It's well known that if X & Y are discrete random variables X & Y (r.v.s), and $Y=g(X)$, then

$$H(X,Y)=H(X)+H(Y\mid X)=H(X),$$

where the last equality is due to $H(Y\mid X)=0.$ It also has a very intuitive interpretation - since Y is a deterministic function of X, the entropy/uncertainty of (X,Y) is the same as that of X, i.e. having Y on top of X doesn't increases uncertainty.

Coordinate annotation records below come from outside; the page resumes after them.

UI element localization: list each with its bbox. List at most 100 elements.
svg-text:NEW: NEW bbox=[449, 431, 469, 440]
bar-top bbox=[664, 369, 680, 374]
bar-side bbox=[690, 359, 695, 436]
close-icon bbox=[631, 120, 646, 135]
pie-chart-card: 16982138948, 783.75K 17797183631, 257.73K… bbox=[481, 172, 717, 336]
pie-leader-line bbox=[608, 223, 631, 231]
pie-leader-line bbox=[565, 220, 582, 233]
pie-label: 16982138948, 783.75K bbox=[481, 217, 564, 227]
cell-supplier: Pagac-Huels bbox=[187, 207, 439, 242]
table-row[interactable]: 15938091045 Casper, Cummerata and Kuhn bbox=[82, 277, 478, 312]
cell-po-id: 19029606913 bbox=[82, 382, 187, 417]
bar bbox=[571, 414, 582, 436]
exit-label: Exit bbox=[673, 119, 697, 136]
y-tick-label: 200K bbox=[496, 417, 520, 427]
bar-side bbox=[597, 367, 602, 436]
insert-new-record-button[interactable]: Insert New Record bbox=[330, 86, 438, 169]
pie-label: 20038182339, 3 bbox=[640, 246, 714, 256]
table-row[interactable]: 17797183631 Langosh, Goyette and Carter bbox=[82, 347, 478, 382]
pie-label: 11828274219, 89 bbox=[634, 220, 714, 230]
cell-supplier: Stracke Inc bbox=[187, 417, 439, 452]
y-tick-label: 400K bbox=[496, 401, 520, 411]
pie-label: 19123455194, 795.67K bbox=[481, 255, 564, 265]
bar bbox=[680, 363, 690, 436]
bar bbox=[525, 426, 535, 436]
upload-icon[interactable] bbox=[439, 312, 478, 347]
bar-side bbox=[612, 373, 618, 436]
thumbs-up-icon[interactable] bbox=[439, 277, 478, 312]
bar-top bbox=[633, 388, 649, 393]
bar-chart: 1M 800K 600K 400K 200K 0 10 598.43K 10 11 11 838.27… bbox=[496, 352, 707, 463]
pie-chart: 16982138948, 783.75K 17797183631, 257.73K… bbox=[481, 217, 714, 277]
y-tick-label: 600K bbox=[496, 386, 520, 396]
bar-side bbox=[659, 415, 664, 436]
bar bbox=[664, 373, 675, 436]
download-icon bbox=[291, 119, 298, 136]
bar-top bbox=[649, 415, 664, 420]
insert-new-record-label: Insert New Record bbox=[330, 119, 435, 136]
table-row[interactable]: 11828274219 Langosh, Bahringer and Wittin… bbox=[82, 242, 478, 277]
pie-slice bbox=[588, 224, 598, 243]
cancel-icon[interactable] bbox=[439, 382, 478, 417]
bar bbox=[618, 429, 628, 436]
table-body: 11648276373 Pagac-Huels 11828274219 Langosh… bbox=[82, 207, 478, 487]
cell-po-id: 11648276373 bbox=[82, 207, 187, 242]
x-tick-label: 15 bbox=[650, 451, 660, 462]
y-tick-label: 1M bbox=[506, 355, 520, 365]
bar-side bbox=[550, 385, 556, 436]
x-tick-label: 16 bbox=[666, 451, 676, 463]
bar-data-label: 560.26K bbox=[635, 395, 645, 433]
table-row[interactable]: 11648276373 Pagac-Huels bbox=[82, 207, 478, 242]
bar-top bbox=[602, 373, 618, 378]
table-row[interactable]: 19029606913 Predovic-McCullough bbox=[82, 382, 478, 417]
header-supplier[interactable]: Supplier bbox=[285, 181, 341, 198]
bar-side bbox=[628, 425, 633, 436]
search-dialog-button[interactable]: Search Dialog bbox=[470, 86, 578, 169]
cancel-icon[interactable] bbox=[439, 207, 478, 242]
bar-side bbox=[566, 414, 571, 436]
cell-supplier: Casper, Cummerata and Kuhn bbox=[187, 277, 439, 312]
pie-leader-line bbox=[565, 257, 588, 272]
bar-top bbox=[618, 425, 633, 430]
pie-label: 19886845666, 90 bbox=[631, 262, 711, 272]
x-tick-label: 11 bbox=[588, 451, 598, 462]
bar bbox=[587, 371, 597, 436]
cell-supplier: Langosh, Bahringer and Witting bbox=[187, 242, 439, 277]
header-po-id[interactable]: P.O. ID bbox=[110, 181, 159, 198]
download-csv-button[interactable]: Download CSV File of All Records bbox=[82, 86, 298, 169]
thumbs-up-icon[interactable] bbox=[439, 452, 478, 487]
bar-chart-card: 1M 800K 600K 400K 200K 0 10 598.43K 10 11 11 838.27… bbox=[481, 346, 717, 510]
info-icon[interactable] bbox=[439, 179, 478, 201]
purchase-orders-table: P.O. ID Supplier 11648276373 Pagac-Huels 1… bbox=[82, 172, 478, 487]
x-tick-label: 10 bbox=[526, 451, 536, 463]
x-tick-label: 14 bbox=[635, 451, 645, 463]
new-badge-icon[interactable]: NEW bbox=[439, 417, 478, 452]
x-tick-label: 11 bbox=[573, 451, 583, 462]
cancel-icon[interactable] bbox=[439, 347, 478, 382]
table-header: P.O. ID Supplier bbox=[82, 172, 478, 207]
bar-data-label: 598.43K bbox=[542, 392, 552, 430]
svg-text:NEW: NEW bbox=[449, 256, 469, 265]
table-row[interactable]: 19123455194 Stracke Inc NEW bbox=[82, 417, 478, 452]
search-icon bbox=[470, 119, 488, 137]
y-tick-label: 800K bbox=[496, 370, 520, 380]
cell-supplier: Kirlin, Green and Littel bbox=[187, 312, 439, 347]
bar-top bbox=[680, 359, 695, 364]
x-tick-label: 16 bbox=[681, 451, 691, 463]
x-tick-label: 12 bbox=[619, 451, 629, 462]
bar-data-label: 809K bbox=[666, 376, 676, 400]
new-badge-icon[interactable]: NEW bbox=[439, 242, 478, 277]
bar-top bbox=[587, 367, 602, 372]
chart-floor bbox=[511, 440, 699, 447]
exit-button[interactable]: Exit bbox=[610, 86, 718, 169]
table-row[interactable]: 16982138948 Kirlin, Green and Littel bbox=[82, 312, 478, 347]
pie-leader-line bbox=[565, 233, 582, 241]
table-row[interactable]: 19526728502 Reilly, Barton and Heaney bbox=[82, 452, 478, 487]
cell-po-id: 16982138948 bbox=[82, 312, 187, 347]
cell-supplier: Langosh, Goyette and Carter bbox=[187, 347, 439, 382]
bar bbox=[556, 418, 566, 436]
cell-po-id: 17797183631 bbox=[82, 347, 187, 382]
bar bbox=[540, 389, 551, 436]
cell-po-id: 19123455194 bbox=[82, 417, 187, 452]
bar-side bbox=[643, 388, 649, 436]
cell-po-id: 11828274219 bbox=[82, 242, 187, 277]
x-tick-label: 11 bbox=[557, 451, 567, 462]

However, it's not very clear to me if above equalities & interpretation still hold or how to modify them, when X & Y are continuous r.v.'s? In particular, how should $h(X,Y)$ and $h(Y|X)$ be defined in this case, $-\infty$?

Thanks a lot!

  • $\begingroup$ Why would you expect for them to be different in continuous case? $\endgroup$
    – Tim
    Sep 28, 2015 at 6:56
  • $\begingroup$ I'd like the first equality, $h(X,Y)=h(X)+h(Y\mid X)$, to hold, but I'm not certain about the 2nd one, $h(X)+h(Y\mid X)=h(X)$. $\endgroup$
    – syeh_106
    Sep 28, 2015 at 7:17
  • 2
    $\begingroup$ I can't manage to make a good answer so I'll just do a comment. Conventional entropy is infinite on continuous random variables. Differential entropy solves this by computing the relative difference in entropy between the pdf and a Gaussian of variance 1 (that's one interpretation at least). Your question is poking at the fact that differential entropy on a 1D space is not the same as differential entropy on a 2D space (because the reference Gaussian is not the same !). So $H_{2D} (X,Y)$ in your case would be infinite ($-\infty$ in fact), while $H_{1D}$ is finite $H_{1D}(X,Y)=H_{1D}(X)$ $\endgroup$ Sep 28, 2015 at 8:59
  • $\begingroup$ @Guillaume do you have a reference to that interpretation? $\endgroup$ May 17, 2017 at 10:49
  • $\begingroup$ What I wrote is poorly explained. Discrete Random Variable entropy is hard to extend to continuous variables: if you just try to build a sequence of discrete RV that asymptotes to a continuous RV, you find that the entropy diverges. However, if you try to compute the difference in the entropies of random variables 1 and 2 in this way, the two infinities cancel out and you end up with something finite: the differential entropy. I was wrong to claim that the reference Gaussian has variance 1: the Gaussian with diffentropy 0 actually has a more complicated variance. I don't have a ref sorry. $\endgroup$ May 19, 2017 at 9:26

1 Answer 1


It is important to notice here that differential entropy has a wildly different interpretation from the "standard" entropy of discrete variables. In particular, I would avoid putting any uncertainty-related interpretations on it.

Now, on to your questions:

Do the above equalities & interpretation still hold when X & Y are continuous r.v.'s?

As @syeh_106 points out in the comments section, the equality $h(X,Y) = h(X) + h(Y|X)$ holds perfectly fine. The equality $h(X) + h(Y|X) = h(X)$, however, doesn't. Here's a quick proof by reductio ad absurdum that $h(Y|X) \neq 0$:

We know that $I(X, Y) \geq 0$. At the same time, $I(X, Y) = h(X) - h(X|Y)$. So, if $h(Y|X)$ were $0$, we would have $h(X) \geq 0$. We know this is not the case (e.g. if X is uniformly distributed in an interval of length $L$, then $h(X) < 0$ if $L < 1$), therefore in general $h(Y|X) \neq 0$.

How should $h(X,Y)$ and $h(Y|X)$ be defined in this case, $-\infty$?

Indeed $h(X,Y) = -\infty$, although to be honest I'm not entirely sure about $h(Y|X)$ -- I think it's also $-\infty$, but it could well be the case that it's just not defined.

In any case, the fact remains that your intuition that "since $Y$ is a deterministic function of $X$, the entropy/uncertainty of $(X,Y)$ is the same as that of $X$," while correct for discrete variables, just doesn't apply to continuous variables.